What’s does plumbing have to do with Data??
I know you’re thinking, why the heck are you talking about plumbing? I came here to learn about data, not plumbing. It’s weird I know… but I love analogies and metaphors, it’s why my favorite song writer is Paul Westerberg. As I continue to work with people that are in the process of modernizing old SAS, SQL or MS Access projects, I keep coming back to this metaphor of duct tape and bubble gum.
Here’s a common scenario: You get a new role at your organization. As a result, you inherit a pre existing SAS job. There are 2 ways this can go:
#1: The SAS code was built by a very skilled developer and they left detailed notes on how the program code works.
#2: The code doesn’t make a lot of sense and over time has become slower to execute on growing data volumes. You ask your colleagues about the project and nobody knows anything about it. It turns out it was created about 10 years ago by some guy named Bob. Also, Bob deleted his Facebook page, threw his phone in the trash, moved to an island somewhere in the Pacific and nobody’s heard from him since.
If there is a problem with the downstream reporting in either scenario above, with #1 it can be an easy fix. With #2 you might as well rebuild from scratch. Does the metaphor begin to make sense now?
How can Trifacta help?
Trifacta is a data preparation platform that utilizes visualization and intelligent guidance powered by machine learning to accelerate how data is prepared for analytics or reporting. Because you interact with the data in real time with your mouse, you don’t need to learn any new code in order to prepare it. Also, because each preparation step is recorded in natural language, it’s very easy for someone new to step in and understand exactly what is happening in a workflow. There is also the ability to add comments to provide more context to anyone who may pick up the project after you. Here’s an example of a Trifacta recipe with four different steps:
Let’s compare SAS code to Trifacta recipes. In the example below, both SAS and Trifacta are removing blank values from 2 columns (var1 and var2) and then combining those columns together. The SAS code on the left is exactly what you’d expect, it looks like coding language and is understandable if you are proficient in SAS. The Trifacta Recipe on the right is logged in natural language, but accomplishes the same result. Almost anyone would be able to open this recipe and see what the steps in Trifacta are doing.
When using SAS code, you typically need to know exactly what you need to do before you start. In Trifacta’s grid interface you can interact with your data, which will generate suggested transformations that you can use on your data. This allows you to discover possibilities within your data while you work. Below we’ve simply highlighted over the dash in the user_id column. To the right, Trifacta has provided suggestions of possible transformations.

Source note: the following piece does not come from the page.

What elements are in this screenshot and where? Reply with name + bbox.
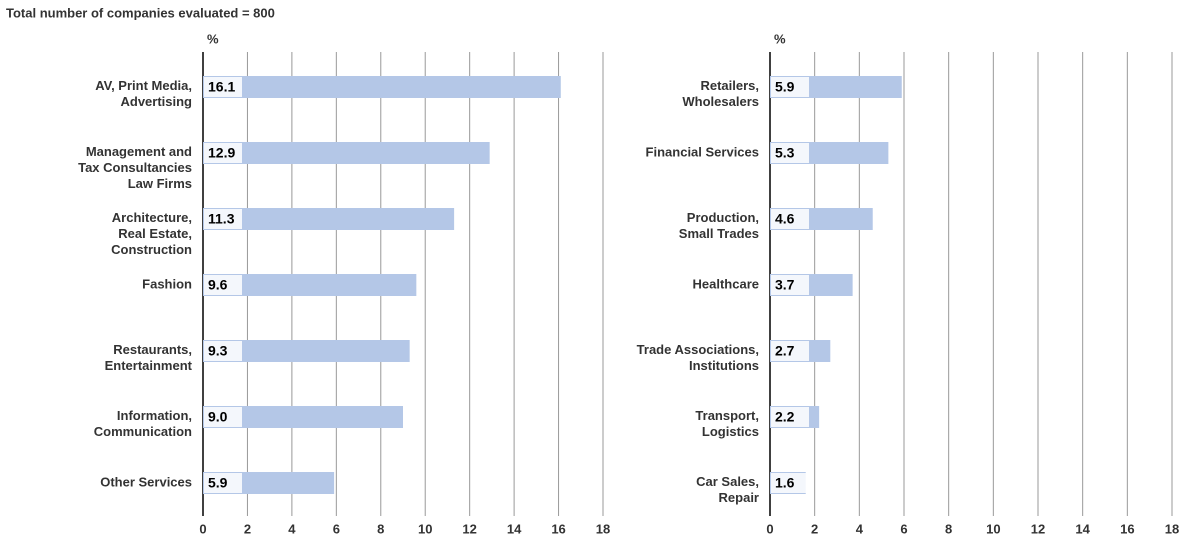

Predictive transformations in Trifacta is really helpful for 2 reasons:
- It allows you to see how your transformations are impacting your data in real time with a preview. You can see the result before you actually add it to your flow. If you look at the SAS example above, there is the run command (run;) at the end. You have to run this code at scale in order to see what it does. In common scenarios where SAS scripts are 100s of lines long, this can be an incredibly painful process. Trifacta utilizes data sampling in the grid interface, which allows you to generate the preview of results in real-time.
- The Trifacta suggestions allow you to discover functions that might be more efficient or effective to use. The recipe can be edited at any point, so you have the freedom to try out different things before impacting your overall job.
The Moral of the Story
SAS code is like a large, traditional tool box that every plumber carried around in the past. The tool box was large and cumbersome, but gave the plumber the ability to pretty much fit the pipes under every condition. It got the job done, but required a huge amount of manual effort. Modern day plumbers are learning new techniques and have better equipment, allowing them to make less faulty pipe systems,that scale to large volumes of water more quickly and with a smaller toolbox.
Just like plumbing, if your data analytics stack is old and clunky, there’s going to come a point where you will need to modernize and possibly rebuild. The question will be do you want to continue to use the jury-rigged solution and throw some duct tape on the problem so it lasts a little while longer, or do you want to properly fix it?